As I mention in my foreword, the obsession with the Ripper story isn’t just about discovering who the Ripper actually was, but also explaining why someone would kill like this. It’s a question of motive, and we ask it of every serial killer. It’s comforting to have an answer – for example, to say “Ted Bundy killed women who looked like the one who dumped him in college,” since that makes his choice of victims somehow explicable and also means that women could do something as simple as changing their hairstyle to keep themselves from becoming his next victim. (It is, of course, always up to women to keep themselves safe.)
The question was especially prevalent in the 1880s because the existence of someone who killed strangers for his (or her) own devices just seemed so foreign. This wasn’t the era of serial killers and CSI – there was no handy term to use for such a person. The backstory that seems done to death in 2021 didn’t exist in the late 19th century. There wasn’t the Crime Classification Manual or interviews with violent offenders to form a framework. The question of “What sort of person would do this?” didn’t have even a vague, profile-heavy answer.
Hartman provides us with reprints of two stories that respond to the question with “Well, hypnotism’s involved, so that explains a lot.”
Twenty-first century readers might have to force their eyebrows down over the hypnotism specifically, but the two stories here have much in common with contemporary narratives. One of them has so many similarities to NBC’s Hannibal that it’s almost a Ripper AU fanfic. There’s no cannibalism, but an innocent younger man crosses paths with an older man whose obsession is dangerous and immoral, and the two of them begin an intense, destructive relationship.

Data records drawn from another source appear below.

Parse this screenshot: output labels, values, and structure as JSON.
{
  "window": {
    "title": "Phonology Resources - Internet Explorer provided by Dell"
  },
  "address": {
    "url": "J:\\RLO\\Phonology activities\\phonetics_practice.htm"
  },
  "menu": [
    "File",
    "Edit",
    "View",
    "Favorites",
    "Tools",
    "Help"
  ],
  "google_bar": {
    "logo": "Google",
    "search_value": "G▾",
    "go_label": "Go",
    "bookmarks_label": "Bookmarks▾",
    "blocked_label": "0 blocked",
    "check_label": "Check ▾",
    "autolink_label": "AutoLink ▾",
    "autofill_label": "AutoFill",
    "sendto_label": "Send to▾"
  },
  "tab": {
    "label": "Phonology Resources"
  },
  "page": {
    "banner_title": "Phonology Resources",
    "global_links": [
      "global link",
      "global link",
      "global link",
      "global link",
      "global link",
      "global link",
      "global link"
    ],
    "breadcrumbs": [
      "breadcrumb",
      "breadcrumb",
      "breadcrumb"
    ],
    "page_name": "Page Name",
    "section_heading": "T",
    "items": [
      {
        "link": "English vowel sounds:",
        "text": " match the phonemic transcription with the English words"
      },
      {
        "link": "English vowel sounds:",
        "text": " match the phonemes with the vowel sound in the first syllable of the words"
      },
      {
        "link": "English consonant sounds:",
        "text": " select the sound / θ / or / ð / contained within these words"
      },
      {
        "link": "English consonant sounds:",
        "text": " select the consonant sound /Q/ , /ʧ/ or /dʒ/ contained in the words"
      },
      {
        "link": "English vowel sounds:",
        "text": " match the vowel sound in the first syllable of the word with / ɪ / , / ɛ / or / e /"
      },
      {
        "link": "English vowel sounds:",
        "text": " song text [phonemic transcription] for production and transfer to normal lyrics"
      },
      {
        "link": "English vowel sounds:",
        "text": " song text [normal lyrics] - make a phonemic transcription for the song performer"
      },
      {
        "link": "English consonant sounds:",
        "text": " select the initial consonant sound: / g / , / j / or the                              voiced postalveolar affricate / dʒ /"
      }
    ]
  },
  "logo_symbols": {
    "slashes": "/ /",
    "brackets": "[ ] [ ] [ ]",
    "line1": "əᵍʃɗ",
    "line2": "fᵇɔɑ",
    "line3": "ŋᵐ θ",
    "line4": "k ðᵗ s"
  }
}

Once the author (or authors) establishes that at least part of the Ripper was due to hypnotism, it clarifies a lot for the Victorian audience. Already the Ripper is involved in something dark and mysterious, on the edges of society, that really shouldn’t be touched. Once a hypnotist is involved, there’s really not much of a stretch to include murder. One outsider easily becomes another, and the danger of the hypnotist is that of Charles Manson: he doesn’t have to be present at the murder to have caused it, and his powers are so great that he can influence someone who’s otherwise innocent to transgress enough and commit murder simply because he wanted them to.
Neither of these stories intends to actually explain who the Ripper was – that is, to honestly name a suspect or explain the crimes. They’re entertainment, and Ripper scholars can pick out all the details the author(s) gets wrong in the telling. But the really fascinating thing to me is how they’re so similar to serial killer fiction we see produced today, and how many themes and tropes we still share with the late 1800s.
What do you think – does a Hannibal-esque retelling of Jack the Ripper pique your interest? Is there value in reading these old attempts to explain the Ripper through outdated fears of hypnotism and control?